So let us consider what accountability is and how we can create an organizational culture that encourages it.

By definition, accountability is being answerable or responsible for something. Accountability opens the door to ownership and not necessarily financial ownership but certainly emotional ownership where someone acknowledges they are responsible for some aspect of the organization.

Accountability is not something you make people do –it has to be chosen or accepted by people within the organization. As long as you think accountability can be purchased, mandated, or motivated, you are trapped in trying to create high accountability in a low accountability workforce. People must “buy into” being accountable and responsible. For many, this is a new and unfamiliar way to work. Individual purpose, meaning, and discipline come from assuming responsibility and accepting accountability.
Accountability is the opposite of permissiveness. Holding people accountable is really about the distribution of power and choice. When people have more choice, they are usually more responsible. When they become more responsible they can have more freedom and, subsequently, accountability.

So, how do you build company-wide accountability?

Firstly, you stop doing things that undermine accountability—stop overseeing, legislating, and micromanaging. Realize the power of reflective questioning, conversations, and collaborations.

Secondly, companies that clearly identify, articulate, and execute their strategic goals position themselves well to create organizational accountability. To effectively achieve these goals, companies must measure and manage actual business performance against these goals in a highly coordinated manner.
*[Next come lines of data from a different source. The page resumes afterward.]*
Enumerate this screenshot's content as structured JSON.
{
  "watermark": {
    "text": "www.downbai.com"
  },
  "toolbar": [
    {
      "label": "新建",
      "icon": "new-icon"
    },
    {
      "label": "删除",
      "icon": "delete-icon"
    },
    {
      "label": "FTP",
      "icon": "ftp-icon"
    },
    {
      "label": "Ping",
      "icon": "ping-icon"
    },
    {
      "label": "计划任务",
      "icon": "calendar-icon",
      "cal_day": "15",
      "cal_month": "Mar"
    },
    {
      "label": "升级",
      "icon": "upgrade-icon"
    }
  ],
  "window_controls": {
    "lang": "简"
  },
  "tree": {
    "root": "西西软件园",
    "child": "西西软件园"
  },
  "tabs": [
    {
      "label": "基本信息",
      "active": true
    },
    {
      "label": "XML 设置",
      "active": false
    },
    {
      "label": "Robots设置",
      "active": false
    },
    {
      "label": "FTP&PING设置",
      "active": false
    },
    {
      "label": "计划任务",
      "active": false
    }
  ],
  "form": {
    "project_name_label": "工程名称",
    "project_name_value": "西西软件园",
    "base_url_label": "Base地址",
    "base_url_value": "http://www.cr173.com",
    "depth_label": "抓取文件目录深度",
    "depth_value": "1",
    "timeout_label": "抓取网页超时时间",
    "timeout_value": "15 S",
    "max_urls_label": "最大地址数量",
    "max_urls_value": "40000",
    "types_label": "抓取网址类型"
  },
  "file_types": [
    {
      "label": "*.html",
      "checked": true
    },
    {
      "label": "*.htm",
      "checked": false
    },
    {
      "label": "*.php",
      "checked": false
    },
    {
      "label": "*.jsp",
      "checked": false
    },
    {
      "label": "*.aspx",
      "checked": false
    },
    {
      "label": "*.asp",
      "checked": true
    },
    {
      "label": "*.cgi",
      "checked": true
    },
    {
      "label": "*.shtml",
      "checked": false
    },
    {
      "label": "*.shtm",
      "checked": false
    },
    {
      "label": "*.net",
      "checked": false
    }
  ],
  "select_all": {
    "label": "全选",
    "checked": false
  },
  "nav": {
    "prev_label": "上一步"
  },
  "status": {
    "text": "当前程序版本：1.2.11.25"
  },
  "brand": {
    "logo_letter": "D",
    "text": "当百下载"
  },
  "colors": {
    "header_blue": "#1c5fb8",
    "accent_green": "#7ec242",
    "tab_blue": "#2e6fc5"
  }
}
Moreover, building company-wide accountability requires not only a framework or a systematic methodology based on proven best practices. It also requires technologies that make the framework practical to use and implement on a daily, weekly, monthly, quarterly, and annual basis. It also often takes an outside coach or a strategic advisor to help the change last.

Finally, it takes an organization that is ready and able to accept accountability, the ownership and the freedom that comes with the new responsibility mindset.

Accountability and organizational change come through a new set of conversations. You can start having these conversations in your organization. Don’t wait—start today!